Pastors from several of the area’s black mega-churches are trying to help blunt gay marriage advocates’ work to clinch a handful more “yes” votes to secure passage of the measure in the House. Activists are targeting moderate Republicans as well as socially conservative members of the largely Democratic House Black Caucus to get to the 60 votes needed.
“If we don’t stand for something, we’ll fall for anything,” Larry Trotter, pastor of Sweet Holy Spirit Church in Chicago said, calling the “righteous to report for duty.”
While Tuesday’s marriage equality was kicked off by a host of top state officials– including Democratic Gov. Pat Quinn, U.S. Sen. Dick Durbin and Comptroller Judy Baar Topinka — only two state senators took the podium on Wednesday.
State Sen. Kirk Dillard, one of four GOP primary candidates for governor, cracked that if he were governor, such a rally might not have to be held. Dillard called the measure a violation of First Amendment rights, and pledged to veto any gay marriage legislation that might come across his desk.

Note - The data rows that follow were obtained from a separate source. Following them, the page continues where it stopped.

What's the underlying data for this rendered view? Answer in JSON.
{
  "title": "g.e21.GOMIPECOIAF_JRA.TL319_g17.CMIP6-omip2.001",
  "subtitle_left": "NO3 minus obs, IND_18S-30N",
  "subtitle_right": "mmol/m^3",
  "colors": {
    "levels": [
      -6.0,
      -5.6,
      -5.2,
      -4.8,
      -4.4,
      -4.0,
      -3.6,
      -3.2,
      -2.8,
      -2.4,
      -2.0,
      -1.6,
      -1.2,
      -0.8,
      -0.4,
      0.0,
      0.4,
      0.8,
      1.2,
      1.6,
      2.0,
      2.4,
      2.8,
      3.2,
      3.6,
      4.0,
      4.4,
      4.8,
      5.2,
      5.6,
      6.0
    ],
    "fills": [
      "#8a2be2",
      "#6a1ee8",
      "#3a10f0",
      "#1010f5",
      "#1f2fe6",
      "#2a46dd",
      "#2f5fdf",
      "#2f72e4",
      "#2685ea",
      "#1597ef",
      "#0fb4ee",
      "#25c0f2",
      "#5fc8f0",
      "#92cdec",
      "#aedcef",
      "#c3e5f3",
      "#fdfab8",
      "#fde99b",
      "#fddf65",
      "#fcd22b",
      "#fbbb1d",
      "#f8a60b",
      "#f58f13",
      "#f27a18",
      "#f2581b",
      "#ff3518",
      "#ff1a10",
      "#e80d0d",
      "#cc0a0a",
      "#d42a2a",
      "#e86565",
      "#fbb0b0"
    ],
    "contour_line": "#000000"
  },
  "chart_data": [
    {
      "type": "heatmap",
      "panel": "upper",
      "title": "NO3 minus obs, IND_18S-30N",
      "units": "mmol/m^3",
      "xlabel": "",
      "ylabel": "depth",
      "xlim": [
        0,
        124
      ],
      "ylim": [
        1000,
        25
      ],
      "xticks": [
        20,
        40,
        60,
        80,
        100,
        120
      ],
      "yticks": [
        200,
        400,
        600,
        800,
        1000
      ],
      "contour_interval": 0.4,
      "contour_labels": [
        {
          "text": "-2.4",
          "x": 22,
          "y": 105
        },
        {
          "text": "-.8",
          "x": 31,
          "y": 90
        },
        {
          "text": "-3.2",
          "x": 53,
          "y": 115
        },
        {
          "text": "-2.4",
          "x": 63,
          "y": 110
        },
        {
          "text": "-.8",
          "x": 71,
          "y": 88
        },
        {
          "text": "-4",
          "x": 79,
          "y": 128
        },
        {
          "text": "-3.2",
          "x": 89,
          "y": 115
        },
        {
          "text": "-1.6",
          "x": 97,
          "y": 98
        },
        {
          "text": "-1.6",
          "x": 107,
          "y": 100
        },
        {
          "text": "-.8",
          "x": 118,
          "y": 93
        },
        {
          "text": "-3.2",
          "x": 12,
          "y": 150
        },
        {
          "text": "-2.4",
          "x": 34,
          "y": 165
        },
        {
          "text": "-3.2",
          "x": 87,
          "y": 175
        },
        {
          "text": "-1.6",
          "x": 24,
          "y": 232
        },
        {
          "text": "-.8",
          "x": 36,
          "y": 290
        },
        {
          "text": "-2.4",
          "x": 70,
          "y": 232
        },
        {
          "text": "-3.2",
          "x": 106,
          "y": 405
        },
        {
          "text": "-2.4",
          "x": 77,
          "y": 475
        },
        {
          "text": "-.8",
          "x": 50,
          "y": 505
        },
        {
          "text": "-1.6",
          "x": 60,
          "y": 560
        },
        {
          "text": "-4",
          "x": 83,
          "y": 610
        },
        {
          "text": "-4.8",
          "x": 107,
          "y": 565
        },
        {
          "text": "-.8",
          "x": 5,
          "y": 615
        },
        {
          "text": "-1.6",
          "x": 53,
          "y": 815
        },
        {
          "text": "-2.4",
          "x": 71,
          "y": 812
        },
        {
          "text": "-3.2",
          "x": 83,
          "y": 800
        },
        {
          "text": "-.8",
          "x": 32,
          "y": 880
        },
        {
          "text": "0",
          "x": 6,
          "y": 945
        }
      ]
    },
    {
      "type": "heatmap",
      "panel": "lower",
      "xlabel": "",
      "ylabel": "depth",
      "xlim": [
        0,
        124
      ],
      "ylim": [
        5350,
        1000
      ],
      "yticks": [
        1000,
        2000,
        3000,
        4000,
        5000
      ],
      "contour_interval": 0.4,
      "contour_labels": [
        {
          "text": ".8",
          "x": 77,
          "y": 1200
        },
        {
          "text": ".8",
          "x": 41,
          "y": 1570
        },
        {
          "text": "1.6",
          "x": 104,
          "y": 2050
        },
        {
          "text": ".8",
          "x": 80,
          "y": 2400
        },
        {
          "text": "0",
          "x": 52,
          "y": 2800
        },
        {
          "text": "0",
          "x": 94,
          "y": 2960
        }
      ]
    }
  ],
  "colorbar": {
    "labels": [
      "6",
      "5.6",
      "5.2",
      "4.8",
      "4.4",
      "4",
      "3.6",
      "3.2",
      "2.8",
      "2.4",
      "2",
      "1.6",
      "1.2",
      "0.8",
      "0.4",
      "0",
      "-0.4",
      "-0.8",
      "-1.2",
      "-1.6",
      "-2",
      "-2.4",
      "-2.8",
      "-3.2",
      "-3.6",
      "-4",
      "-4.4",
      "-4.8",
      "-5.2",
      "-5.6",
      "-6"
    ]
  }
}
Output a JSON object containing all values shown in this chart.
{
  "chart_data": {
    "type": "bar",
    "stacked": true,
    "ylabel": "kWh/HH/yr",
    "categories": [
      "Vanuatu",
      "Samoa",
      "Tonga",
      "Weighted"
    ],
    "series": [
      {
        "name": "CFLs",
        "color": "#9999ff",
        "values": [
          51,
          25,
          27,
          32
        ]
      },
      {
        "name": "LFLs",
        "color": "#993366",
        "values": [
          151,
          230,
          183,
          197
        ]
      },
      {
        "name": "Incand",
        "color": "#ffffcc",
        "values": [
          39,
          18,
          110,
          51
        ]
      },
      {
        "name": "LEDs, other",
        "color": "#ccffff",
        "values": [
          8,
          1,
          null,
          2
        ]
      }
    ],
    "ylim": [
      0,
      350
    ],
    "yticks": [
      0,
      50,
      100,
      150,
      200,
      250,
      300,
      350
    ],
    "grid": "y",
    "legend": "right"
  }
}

Fellow Republican Sen. Jim Oberweis, who told the crowd he’s gathering petition signatures for a U.S. Senate run against Durbin, reminded the group he’d long been an opponent of gay marriage.
Monsignor Carl Kemme of Springfield’s Catholic Diocese called marriage “God’s design, not man’s.”
Same-sex marriage legislation passed the state Senate in February but has not been called in the House.
Illinois allowed civil unions in 2011 — a measure passed by a lame-duck Legislature following the November 2010 election. There are now 14 states, plus Washington D.C., that allow gay marriage.
The Legislature’s second day of its annual fall session will also include a hearing on gambling, where racetrack officials and horsemen will advocate for the legislature to extend an online betting law set to expire in January. State Rep. Bob Rita, a Blue Island Democrat, will reintroduce a larger gambling package at the hearing as well.
Both chambers are expected to adjourn for the week this evening.